Ghost Recon Wildlands is out tomorrow. You can find my review in progress here. Below, you'll find performance and settings impressions. We'll update this post as any issues comes to light
As is becoming increasingly common for Ubisoft's PC releases, the settings menu offers numerous, granular ways to tweak and prod Wildlands. You can change mouse acceleration and sensitivity for specific actions, from looking and aiming, to driving and flying. You can scale the HUD, and choose whether to show or hide specific UI elements. You can set the internal rendering resolution, turn off lens flare, extend the third-person camera's FOV, and more. It's all of the good stuff.

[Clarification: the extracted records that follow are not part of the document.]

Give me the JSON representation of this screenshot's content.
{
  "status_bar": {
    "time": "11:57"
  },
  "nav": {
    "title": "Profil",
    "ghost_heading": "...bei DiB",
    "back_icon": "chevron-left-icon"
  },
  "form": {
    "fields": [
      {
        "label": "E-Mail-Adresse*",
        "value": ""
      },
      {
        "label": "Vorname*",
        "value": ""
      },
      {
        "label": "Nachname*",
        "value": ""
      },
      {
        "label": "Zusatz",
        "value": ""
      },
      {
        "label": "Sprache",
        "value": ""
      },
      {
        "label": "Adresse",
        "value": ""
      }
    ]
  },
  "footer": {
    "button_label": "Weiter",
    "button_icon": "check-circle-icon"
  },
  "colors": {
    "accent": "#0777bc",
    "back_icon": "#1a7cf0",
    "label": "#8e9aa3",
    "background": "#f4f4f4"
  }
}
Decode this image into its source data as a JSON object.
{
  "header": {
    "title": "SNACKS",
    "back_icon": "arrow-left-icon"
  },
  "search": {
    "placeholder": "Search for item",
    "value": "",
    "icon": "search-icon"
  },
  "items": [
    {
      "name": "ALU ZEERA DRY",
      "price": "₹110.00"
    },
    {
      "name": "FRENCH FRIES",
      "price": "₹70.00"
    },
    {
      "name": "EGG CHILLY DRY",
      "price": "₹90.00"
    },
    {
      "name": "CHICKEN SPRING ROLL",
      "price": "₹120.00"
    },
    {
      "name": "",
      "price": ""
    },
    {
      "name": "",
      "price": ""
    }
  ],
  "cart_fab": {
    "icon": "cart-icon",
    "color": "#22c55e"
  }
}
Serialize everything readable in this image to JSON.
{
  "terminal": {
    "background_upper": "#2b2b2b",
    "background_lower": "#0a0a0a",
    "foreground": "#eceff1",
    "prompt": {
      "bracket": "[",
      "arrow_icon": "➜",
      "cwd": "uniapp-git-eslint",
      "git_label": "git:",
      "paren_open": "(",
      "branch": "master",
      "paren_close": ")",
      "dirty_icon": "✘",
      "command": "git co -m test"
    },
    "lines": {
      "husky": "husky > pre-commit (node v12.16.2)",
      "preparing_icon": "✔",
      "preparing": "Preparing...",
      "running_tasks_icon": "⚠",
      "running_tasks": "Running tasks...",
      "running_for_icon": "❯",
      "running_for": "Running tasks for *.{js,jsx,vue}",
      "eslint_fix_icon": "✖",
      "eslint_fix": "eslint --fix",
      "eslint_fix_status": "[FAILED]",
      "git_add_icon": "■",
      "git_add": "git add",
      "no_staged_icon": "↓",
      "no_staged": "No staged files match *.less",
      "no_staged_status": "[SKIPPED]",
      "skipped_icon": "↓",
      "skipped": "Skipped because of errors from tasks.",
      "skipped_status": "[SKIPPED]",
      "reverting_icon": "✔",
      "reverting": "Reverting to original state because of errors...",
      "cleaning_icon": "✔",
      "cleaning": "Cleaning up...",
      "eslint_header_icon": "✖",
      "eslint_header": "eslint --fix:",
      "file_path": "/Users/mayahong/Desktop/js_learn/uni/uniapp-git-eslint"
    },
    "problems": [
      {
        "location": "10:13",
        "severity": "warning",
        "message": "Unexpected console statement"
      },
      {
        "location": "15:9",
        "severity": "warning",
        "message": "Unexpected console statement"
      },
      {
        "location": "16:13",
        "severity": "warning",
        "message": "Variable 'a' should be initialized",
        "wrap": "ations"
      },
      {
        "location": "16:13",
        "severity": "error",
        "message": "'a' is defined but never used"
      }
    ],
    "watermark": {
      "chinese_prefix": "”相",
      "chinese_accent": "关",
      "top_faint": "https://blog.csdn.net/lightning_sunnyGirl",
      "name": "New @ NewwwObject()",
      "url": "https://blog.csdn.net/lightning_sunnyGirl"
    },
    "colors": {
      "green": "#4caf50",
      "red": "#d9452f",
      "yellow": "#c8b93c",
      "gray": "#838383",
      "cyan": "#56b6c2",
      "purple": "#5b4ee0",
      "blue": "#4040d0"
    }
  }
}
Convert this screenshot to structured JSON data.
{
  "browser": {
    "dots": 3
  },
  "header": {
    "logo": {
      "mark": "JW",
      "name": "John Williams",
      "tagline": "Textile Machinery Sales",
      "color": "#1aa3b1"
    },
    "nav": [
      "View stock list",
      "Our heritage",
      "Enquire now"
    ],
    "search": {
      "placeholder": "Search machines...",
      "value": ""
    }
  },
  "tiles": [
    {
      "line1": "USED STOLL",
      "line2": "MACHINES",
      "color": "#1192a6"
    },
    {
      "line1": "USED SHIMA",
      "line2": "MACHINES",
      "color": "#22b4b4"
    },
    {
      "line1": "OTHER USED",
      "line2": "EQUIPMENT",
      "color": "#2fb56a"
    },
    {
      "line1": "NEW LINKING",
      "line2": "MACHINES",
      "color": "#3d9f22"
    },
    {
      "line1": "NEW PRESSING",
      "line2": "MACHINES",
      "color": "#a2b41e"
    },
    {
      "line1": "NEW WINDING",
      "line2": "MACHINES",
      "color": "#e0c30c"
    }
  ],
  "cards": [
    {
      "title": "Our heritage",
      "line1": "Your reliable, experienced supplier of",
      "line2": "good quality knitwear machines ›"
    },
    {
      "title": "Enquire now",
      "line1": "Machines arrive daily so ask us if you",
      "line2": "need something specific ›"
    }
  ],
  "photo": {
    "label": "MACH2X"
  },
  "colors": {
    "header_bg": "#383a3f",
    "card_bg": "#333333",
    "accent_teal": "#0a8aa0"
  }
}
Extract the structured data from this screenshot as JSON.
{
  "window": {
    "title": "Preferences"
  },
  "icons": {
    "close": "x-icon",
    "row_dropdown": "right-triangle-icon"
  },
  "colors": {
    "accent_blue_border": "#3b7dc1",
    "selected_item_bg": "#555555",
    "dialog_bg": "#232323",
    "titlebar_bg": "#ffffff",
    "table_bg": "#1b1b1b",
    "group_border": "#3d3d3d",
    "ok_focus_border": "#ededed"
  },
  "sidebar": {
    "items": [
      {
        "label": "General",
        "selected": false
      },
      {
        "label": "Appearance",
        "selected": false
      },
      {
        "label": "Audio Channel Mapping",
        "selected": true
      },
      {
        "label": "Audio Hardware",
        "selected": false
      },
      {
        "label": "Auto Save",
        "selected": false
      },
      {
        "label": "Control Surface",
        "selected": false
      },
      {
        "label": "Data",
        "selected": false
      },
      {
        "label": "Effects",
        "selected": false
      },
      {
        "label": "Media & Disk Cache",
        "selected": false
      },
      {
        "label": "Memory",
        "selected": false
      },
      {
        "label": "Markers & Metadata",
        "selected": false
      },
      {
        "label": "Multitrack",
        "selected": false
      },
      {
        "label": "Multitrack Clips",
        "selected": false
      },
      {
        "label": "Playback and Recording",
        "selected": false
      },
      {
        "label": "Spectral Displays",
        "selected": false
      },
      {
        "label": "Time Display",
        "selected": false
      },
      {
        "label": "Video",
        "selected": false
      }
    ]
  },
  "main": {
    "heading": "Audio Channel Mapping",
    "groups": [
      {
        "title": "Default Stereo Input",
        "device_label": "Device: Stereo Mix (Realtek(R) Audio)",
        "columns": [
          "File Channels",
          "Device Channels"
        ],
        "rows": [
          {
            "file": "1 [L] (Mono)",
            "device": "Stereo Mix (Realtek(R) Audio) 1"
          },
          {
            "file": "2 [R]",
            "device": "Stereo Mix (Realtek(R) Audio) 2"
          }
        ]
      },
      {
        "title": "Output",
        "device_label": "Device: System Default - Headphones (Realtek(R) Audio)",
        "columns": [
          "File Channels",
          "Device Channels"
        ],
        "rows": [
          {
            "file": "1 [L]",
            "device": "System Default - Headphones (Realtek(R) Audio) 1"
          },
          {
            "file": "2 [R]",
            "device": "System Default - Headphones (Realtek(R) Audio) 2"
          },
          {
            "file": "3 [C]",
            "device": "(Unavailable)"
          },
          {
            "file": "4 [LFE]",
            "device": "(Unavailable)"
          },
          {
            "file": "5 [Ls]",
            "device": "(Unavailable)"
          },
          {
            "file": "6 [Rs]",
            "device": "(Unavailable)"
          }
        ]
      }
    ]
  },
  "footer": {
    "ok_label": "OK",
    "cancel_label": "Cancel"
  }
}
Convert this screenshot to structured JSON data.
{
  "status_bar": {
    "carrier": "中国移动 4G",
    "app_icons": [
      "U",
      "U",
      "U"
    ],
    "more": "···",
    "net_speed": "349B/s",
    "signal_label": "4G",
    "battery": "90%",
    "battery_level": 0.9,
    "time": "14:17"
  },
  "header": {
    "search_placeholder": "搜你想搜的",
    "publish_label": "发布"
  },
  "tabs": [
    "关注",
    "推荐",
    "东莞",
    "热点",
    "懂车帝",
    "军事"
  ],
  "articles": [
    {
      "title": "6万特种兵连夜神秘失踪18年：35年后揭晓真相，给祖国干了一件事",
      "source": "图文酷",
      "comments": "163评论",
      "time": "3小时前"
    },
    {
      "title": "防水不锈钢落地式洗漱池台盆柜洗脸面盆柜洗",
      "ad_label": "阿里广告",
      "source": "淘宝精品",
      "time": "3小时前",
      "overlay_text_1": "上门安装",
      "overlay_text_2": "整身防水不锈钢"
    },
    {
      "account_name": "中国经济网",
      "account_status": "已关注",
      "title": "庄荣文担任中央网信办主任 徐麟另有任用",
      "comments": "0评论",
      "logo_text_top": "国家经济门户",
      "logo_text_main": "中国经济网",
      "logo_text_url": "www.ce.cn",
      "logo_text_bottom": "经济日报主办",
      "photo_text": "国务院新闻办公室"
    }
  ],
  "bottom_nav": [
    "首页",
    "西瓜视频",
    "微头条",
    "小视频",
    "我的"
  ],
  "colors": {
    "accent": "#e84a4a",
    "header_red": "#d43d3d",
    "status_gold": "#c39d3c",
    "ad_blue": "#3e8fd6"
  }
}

You'll find a sample of the various options in the screenshots below.
As for the performance, it's been mostly fine after some fairly noticeable initial problems. In my first hour, I experienced multiple issues with the loading of assets. Cutscenes would freeze momentarily, or audio clips would stutter. At one point, I drove into an area where the roads had forgotten to load their textures. Eventually, they reappeared, and common decency was restored.
Before long, such issues seemed to stop. The only lingering problem is an occasional hang—the screen freezing for a few seconds, presumably when I drive through certain loading zones. It hasn't been enough to ruin my enjoyment, but it's a consistent (albeit infrequent) annoyance.
On my 1070 GTX powered home rig, the action has been smooth at around 60-70 frames per second at 1440p on a slightly tweaked version of the Very High preset. Ultra came in at around 45 fps, with frequent enough dips to not be worth persisting with. This seems to match up with Wildlands' system requirements, which recommend a 1060 GTX to play at 1080p on the High preset. You're going to need some beefy hardware to run this at max settings.
I have experienced two fairly noticeable graphics problems. The first is that, on the Very High preset, vegetation seems to load a higher LOD slightly too close to the player—enough that the pop-in of extra detail is plain to see when driving. The second, more significant problem is micro-stutter from the camera while driving—enough to make the game borderline unplayable. It's an error that only seems to only occur when launching the game in borderless windowed mode. Switching to fullscreen fixed things for me, and the stutter was still gone if I then moved back to borderless windowed. At least until I quit and relaunched the game, at which point the stutter returned. My advice, assuming it's a widespread problem, is to stick with exclusive fullscreen for now.
I've not yet tested performance on an AMD graphics card, as a Wildlands-specific driver update is planned for later today. I'll update this post if any significant problems emerge.